The last decade has seen a rapid expansion of new minimally-invasive treatments, for instance in structural heart repair, where certain market needs are not well addressed. For example, controlled delivery of bulky devices from small bore endovascular catheter-based delivery systems can be a challenge. Teflon surface modification exists in the marketplace today, but shortcomings of this approach related to performance and price present significant market needs. This project is investigating the ability of bionanocomposite coatings developed to produce comparable transformative lubricity and biocompatibility performance in bio-medical conditions as already seen in fundamental lab experiments. This class of high performing nanocomposites has not previously been successfully implemented in such applications, mainly due to insufficient mechanical durability. This long-standing hurdle has recently been overcome by the team.

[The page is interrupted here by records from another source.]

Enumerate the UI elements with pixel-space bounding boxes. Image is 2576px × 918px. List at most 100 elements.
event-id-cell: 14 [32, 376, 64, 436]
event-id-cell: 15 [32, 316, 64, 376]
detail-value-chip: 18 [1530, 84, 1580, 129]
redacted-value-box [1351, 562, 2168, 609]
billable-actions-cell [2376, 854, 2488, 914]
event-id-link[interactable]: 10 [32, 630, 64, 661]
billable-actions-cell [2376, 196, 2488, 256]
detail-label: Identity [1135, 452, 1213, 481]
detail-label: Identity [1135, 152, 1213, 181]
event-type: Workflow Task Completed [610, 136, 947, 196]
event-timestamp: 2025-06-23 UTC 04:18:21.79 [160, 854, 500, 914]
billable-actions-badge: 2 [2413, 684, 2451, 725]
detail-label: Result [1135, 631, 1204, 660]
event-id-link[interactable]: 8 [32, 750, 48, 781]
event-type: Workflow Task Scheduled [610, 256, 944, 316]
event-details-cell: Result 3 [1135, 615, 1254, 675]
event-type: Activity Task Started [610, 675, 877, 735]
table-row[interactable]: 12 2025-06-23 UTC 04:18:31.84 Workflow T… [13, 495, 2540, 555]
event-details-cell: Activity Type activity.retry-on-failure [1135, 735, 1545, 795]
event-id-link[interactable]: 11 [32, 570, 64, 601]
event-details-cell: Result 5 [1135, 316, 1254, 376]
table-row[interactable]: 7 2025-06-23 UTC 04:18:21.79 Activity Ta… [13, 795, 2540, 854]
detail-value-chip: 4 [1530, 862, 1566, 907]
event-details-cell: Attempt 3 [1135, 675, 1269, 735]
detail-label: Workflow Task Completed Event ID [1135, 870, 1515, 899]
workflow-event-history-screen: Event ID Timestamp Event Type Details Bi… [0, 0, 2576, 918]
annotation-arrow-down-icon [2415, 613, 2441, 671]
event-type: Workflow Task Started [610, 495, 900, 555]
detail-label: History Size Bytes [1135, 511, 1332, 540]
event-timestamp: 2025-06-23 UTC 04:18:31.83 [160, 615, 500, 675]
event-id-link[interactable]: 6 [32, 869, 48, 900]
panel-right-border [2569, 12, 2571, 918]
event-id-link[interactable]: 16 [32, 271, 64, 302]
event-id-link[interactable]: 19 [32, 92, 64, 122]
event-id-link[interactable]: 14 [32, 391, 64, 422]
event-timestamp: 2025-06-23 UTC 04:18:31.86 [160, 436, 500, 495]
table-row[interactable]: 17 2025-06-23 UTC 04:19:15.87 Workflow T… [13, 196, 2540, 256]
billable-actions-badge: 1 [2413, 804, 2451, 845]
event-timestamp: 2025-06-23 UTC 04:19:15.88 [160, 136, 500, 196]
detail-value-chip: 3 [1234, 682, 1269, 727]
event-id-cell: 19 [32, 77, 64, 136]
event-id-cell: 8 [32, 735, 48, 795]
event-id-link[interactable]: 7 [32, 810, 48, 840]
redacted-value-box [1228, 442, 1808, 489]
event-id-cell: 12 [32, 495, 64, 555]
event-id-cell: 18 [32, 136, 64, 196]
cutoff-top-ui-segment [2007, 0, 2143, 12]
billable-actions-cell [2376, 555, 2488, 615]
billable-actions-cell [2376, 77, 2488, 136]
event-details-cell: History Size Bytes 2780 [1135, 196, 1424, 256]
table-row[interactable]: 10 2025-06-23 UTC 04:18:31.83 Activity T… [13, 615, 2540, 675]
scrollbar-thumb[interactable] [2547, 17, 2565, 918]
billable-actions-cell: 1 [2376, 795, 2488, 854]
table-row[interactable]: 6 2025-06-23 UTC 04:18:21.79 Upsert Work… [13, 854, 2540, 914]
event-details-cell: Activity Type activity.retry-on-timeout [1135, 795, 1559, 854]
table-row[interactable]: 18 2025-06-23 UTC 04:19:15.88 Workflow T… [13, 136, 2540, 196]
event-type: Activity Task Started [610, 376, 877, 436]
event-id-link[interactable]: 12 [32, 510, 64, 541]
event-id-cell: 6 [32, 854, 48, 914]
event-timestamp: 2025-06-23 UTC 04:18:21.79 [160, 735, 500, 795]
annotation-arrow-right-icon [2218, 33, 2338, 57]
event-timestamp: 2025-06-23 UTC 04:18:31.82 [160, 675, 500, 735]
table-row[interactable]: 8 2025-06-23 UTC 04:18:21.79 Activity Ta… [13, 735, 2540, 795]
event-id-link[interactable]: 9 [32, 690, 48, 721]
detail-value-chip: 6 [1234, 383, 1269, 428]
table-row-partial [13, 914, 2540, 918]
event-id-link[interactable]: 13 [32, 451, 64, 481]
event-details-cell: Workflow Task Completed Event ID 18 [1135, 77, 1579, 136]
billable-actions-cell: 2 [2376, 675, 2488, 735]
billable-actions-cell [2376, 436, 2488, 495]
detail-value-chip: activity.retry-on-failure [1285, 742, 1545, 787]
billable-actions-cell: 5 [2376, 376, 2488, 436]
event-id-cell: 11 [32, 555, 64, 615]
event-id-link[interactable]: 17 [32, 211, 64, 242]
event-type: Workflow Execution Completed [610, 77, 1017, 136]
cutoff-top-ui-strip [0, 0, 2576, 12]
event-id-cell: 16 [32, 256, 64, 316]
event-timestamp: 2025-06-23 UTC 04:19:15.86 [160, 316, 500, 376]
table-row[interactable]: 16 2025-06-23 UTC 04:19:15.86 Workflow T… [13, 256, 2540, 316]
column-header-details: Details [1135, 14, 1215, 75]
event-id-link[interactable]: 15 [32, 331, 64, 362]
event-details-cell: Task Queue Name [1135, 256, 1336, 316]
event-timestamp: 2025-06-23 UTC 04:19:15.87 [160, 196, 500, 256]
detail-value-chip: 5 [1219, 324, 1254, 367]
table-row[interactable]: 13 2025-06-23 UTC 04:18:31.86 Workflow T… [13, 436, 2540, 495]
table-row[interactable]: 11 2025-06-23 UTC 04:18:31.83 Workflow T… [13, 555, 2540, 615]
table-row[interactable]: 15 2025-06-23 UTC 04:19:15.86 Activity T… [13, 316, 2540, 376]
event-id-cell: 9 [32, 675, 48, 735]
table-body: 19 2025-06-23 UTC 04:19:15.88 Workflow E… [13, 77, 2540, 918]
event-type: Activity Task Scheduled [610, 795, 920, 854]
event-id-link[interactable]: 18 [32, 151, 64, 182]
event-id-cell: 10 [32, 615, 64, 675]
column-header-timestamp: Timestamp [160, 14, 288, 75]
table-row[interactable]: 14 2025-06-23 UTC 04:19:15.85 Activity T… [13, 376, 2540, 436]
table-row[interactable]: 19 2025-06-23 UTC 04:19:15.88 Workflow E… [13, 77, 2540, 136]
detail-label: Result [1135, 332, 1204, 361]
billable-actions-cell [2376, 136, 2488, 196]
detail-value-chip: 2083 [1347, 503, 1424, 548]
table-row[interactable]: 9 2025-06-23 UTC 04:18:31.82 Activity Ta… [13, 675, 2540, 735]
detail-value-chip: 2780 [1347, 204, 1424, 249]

This innovation effort will enhance scientific and technological understanding by paving the way for transferring superhydrophobic and superhydrophilic materials out of the lab and into the bio-medical field. Stemming from discussions with potential partners, the transformative improvements in lubricity and hemocompatibility are believed to be ideally suited to endovascular delivery catheters (for improved lubricity) and stents (for improved hemocompatibility). The 50-90% reductions in liquid friction gleaned from the fundamental research, combined with the recent mechanical durability achievements should allow for disruptive enhancements in lubricious coatings to improve access, deliverability, and predictable deployment of such medical devices. These coatings could vastly reduce side effects, accelerate natural healing processes, and may even improve hemocompatibility. With the proposed I-Corps project, it is also planned to grow the small entrepreneurship program at UVA by involving undergraduate students and expanding the facilities in creating a high-profile effort to transition a potentially disruptive technology out of a university lab and into the market and grow the local innovation and entrepreneurial ecosystem.
This grant focused on translating the super-hydrophobic technology of spray-based nano-/micro- textured surfaces to medical devices where high lubricity is important. The Composite Nanocoatings team met with 106 potential customers during the I-Corps program. At the start of the program, the potential value propositions and addressable markets were hypotheses. As a result of the customer meetings, it was determined that the market sector which best suited this technology at its current state and capability was medical device coatings. Specifically, during a meeting with a vascular catheter company, it was learned that Teflon liners accounted for 25% of their cost and were "a pain to use". Thus, a need and market niche was identified and later confirmed after talking to more vascular catheter companies. Further meetings yielded the customer archetype including such characteristics that they: 1) are acutely aware of cost, 2) state that that ease of fabrication is extremely important, 3) want to use a"cool technology" to differentiate from competition, 4) need a reliable process, 5) are sensitive to FDA and regulation, 6) are happy with current friction performance, and 7) are very focused on their particular device. The addressable market was then discovered to be about $900 million. As a result of discovering this need in the market, the team is pursuing a product that involves replacing the expensive and complicated Teflon liners with a low-cost and simple nanocomposite coating. For example, it was learned that a Teflon liner typically costs about $12 per device, where as a nanocomposite coating could be applied for as little as $0.10 per device. The team has also partnered with Surmodics Inc to leverage their existing expertise and channels in the medical device coatings market in order to more quickly and efficiently launch such a product. This activities associated with this grant have resulted in a much clearer understanding about the path and performance needed to bring such a technology from the university laboratory to the potential adopters in commercial marketplace.